While other mobile stroke units have been launched in a small number of communities, the combination of many firsts in terms of mobile application and utilisation make this the most complete mobile stroke unit in the world.

Those other mobile stroke units allow for initial treatment to begin quickly and for prepping for emergency room arrival, while the sophistication of the mobile stroke unit means a patient will be prepped to go straight to the catheterisation laboratory, neuro intensive care unit or hospital stroke unit, bypassing the stop in the emergency department entirely.

The mobile stroke unit, weighing in at more than 14t, includes features and capabilities never before assembled for mobile deployment, including a hospital-quality CT scanner with advanced imaging capabilities to not only allow brain imaging, but also imaging of blood vessels in the brain.
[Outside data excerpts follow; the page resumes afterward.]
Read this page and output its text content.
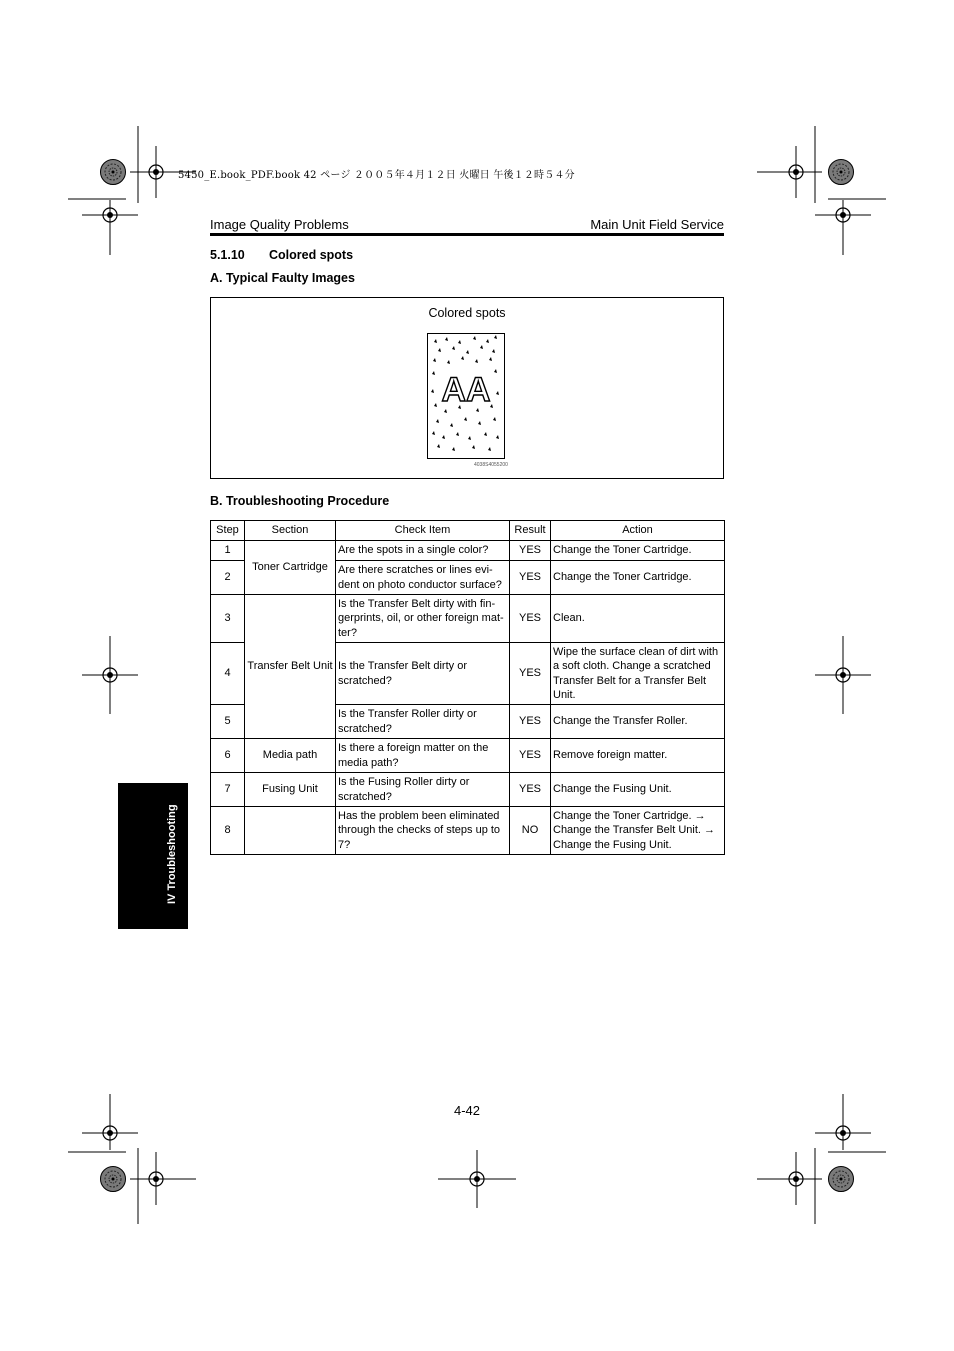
5450_E.book_PDF.book 42 ページ ２００５年４月１２日 火曜日 午後１２時５４分
Image Quality Problems	Main Unit Field Service
5.1.10 Colored spots
A. Typical Faulty Images
Colored spots
AA
4038S4055200
B. Troubleshooting Procedure
Step	Section	Check Item	Result	Action
1	Toner Cartridge	Are the spots in a single color?	YES	Change the Toner Cartridge.
2		Are there scratches or lines evi-dent on photo conductor surface?	YES	Change the Toner Cartridge.
3	Transfer Belt Unit	Is the Transfer Belt dirty with fin-gerprints, oil, or other foreign mat-ter?	YES	Clean.
4		Is the Transfer Belt dirty or scratched?	YES	Wipe the surface clean of dirt with a soft cloth. Change a scratched Transfer Belt for a Transfer Belt Unit.
5		Is the Transfer Roller dirty or scratched?	YES	Change the Transfer Roller.
6	Media path	Is there a foreign matter on the media path?	YES	Remove foreign matter.
7	Fusing Unit	Is the Fusing Roller dirty or scratched?	YES	Change the Fusing Unit.
8		Has the problem been eliminated through the checks of steps up to 7?	NO	Change the Toner Cartridge. → Change the Transfer Belt Unit. → Change the Fusing Unit.
IV Troubleshooting
4-42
Other mobile stroke units in the US and Europe use smaller portable CT scans that only image the brain (without vessels) and also require the team to move the patient for each slice (picture) that is taken. The mobile stroke unit provides the same number of slices in high resolution as obtained and expected in the hospital setting since it is equipped with a dedicated gantry that automatically moves the patient to obtain images.

Due to these advanced imaging capabilities, the mobile stroke unit will be able to bypass hospital emergency departments and take patients directly to endovascular suites, operating rooms, stroke or neurocritical units.

It is the largest mobile stroke unit in the world, complete with an internal power source capable of matching regular electrical outlet access.

The mobile stroke unit capacity includes the ability to transport trainees and researchers interested in building the science of early stroke management.

"If we eliminate the treatment delay getting to and through the emergency room, we can save up to 90 minutes, and as a neurologist, I know that time is brain, so the more time we save, the less likely it is that permanent brain damage will occur in a patient.

"Our hypothesis is that we will deliver hospital-level standard of stroke care faster, equally safe, but with better outcomes due to the ability to intervene much earlier," said Dr Andrei V. Alexandrov, chairman of the department of neurology at the University of Tennessee health science centre and Semmes-Murphey professor.

"Our ‘time to treatment’ target is less than one hour," he added.